Le Secret D'Aya
— Réveille-toi ! lança Xiaoyu en m’arrachant ma couverture. Marmotte, va !
Je grognai. Vraiment, j’aimerais éviter ce genre de réveil.
— Allez, debout ! Midi est déjà passé, dit-elle, les mains sur les hanches. Je t’attends en bas.
— J’arrive, j’arrive…, soupirai-je en m’étirant longuement.
Un bâillement m’échappa alors que je quittais mon lit. La nuit dernière m’avait lessivée. J’avais passé des heures à pleurer, repensant à ce frère… cet abruti… qui m’avait repoussé sans la moindre hésitation.
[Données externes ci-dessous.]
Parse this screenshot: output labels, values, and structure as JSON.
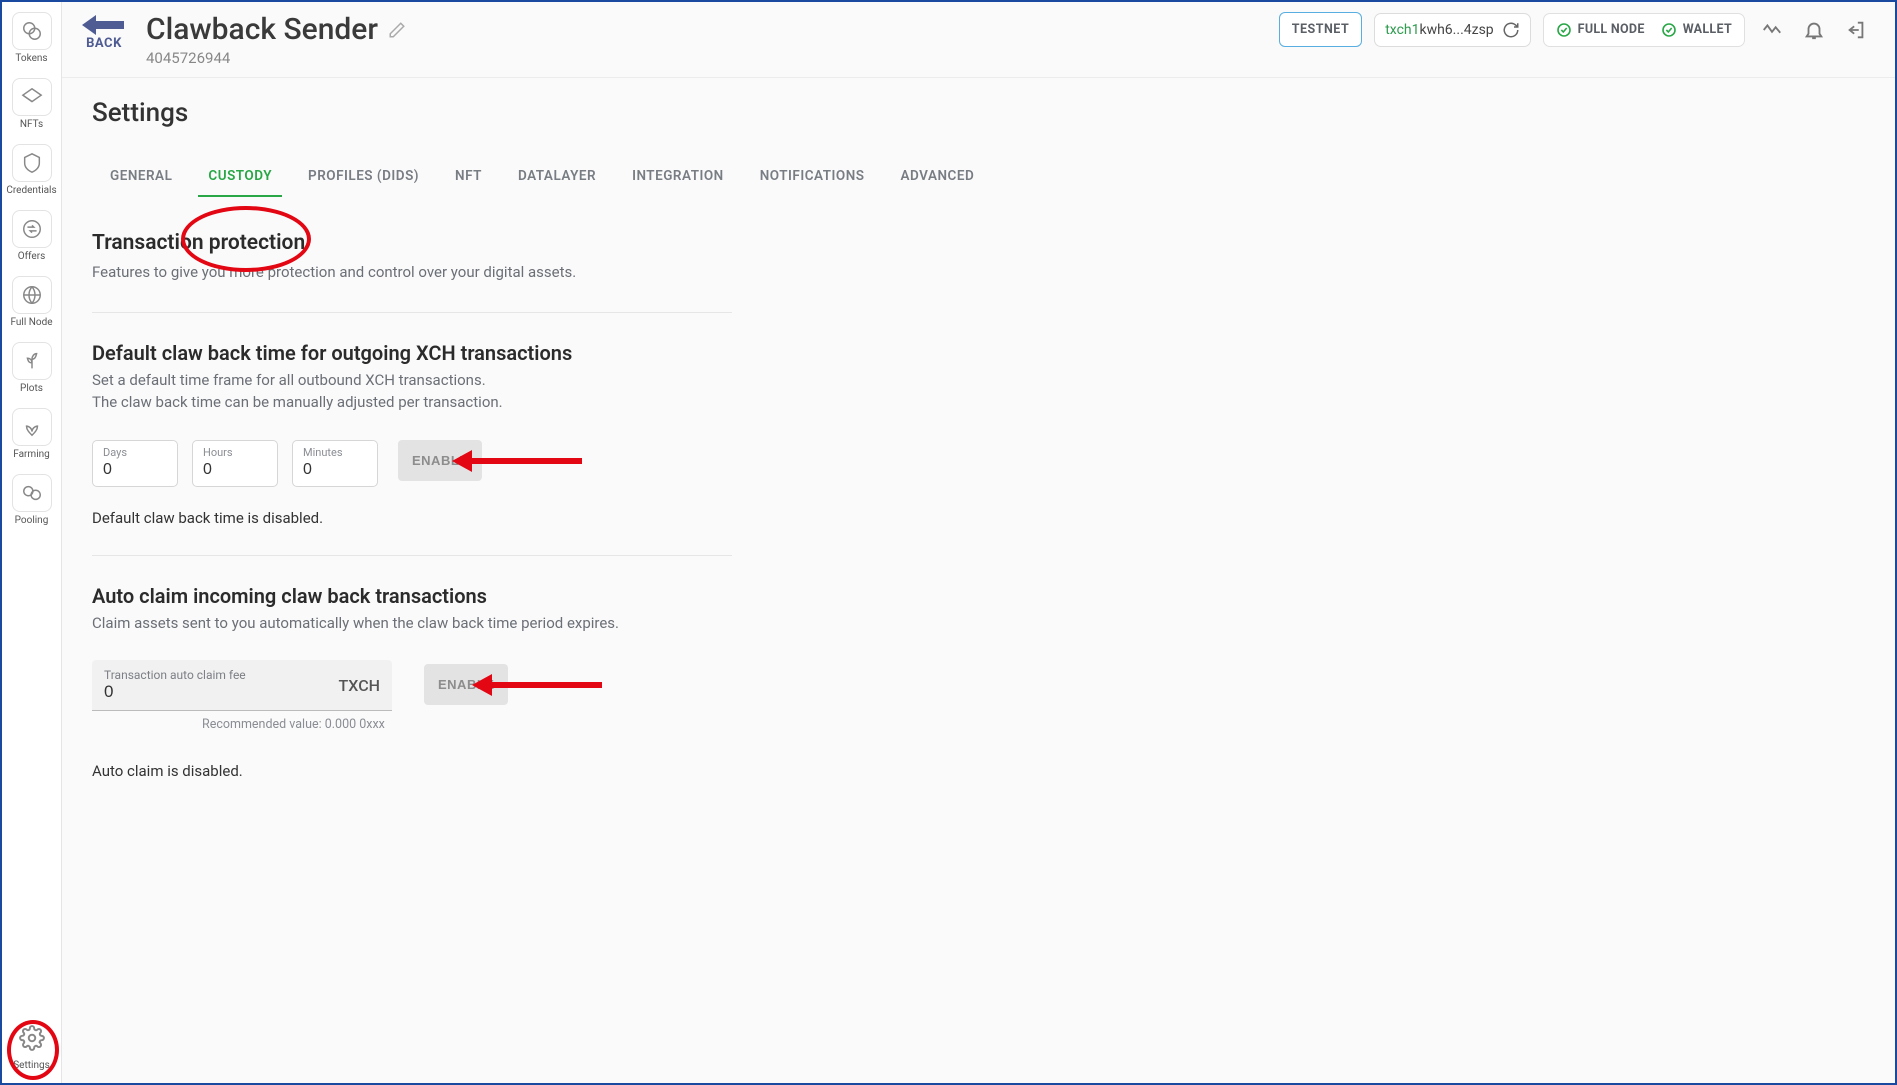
{
  "sidebar": {
    "items": [
      {
        "label": "Tokens",
        "icon": "tokens-icon"
      },
      {
        "label": "NFTs",
        "icon": "nfts-icon"
      },
      {
        "label": "Credentials",
        "icon": "credentials-icon"
      },
      {
        "label": "Offers",
        "icon": "offers-icon"
      },
      {
        "label": "Full Node",
        "icon": "fullnode-icon"
      },
      {
        "label": "Plots",
        "icon": "plots-icon"
      },
      {
        "label": "Farming",
        "icon": "farming-icon"
      },
      {
        "label": "Pooling",
        "icon": "pooling-icon"
      }
    ],
    "bottom": {
      "label": "Settings",
      "icon": "settings-icon"
    }
  },
  "header": {
    "back": "BACK",
    "title": "Clawback Sender",
    "subtitle": "4045726944",
    "testnet": "TESTNET",
    "addr_prefix": "txch1",
    "addr_rest": "kwh6...4zsp",
    "status_fullnode": "FULL NODE",
    "status_wallet": "WALLET"
  },
  "settings": {
    "heading": "Settings",
    "tabs": [
      "GENERAL",
      "CUSTODY",
      "PROFILES (DIDS)",
      "NFT",
      "DATALAYER",
      "INTEGRATION",
      "NOTIFICATIONS",
      "ADVANCED"
    ],
    "active_tab_index": 1,
    "protection": {
      "title": "Transaction protection",
      "desc": "Features to give you more protection and control over your digital assets."
    },
    "clawback": {
      "title": "Default claw back time for outgoing XCH transactions",
      "desc1": "Set a default time frame for all outbound XCH transactions.",
      "desc2": "The claw back time can be manually adjusted per transaction.",
      "days_label": "Days",
      "hours_label": "Hours",
      "minutes_label": "Minutes",
      "days_value": "0",
      "hours_value": "0",
      "minutes_value": "0",
      "enable": "ENABLE",
      "status": "Default claw back time is disabled."
    },
    "autoclaim": {
      "title": "Auto claim incoming claw back transactions",
      "desc": "Claim assets sent to you automatically when the claw back time period expires.",
      "fee_label": "Transaction auto claim fee",
      "fee_value": "0",
      "fee_unit": "TXCH",
      "enable": "ENABLE",
      "recommended": "Recommended value: 0.000 0xxx",
      "status": "Auto claim is disabled."
    }
  }
}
— Qu’est-ce que j’ai fait pour mériter ça…? marmonnai-je en attrapant des vêtements.
Après une bonne douche, je mis un temps fou à replacer mon bandage. Mais j’y parvins seule — comme une grande fille. J’enfilai ensuite un débardeur, un jean et une veste assortie. Un coup de brosse dans mes cheveux, et mon regard se posa sur mon bureau.
Mon sac.
Je fronçai les sourcils. Je n’avais aucun souvenir de l’avoir déposé là… encore moins de l’avoir ramené avec moi.
Je suis presque sûre de l’avoir fait tomber… dans son bureau.
Un frisson me parcourut. J’enfilai mes baskets et descendis rejoindre Xiaoyu.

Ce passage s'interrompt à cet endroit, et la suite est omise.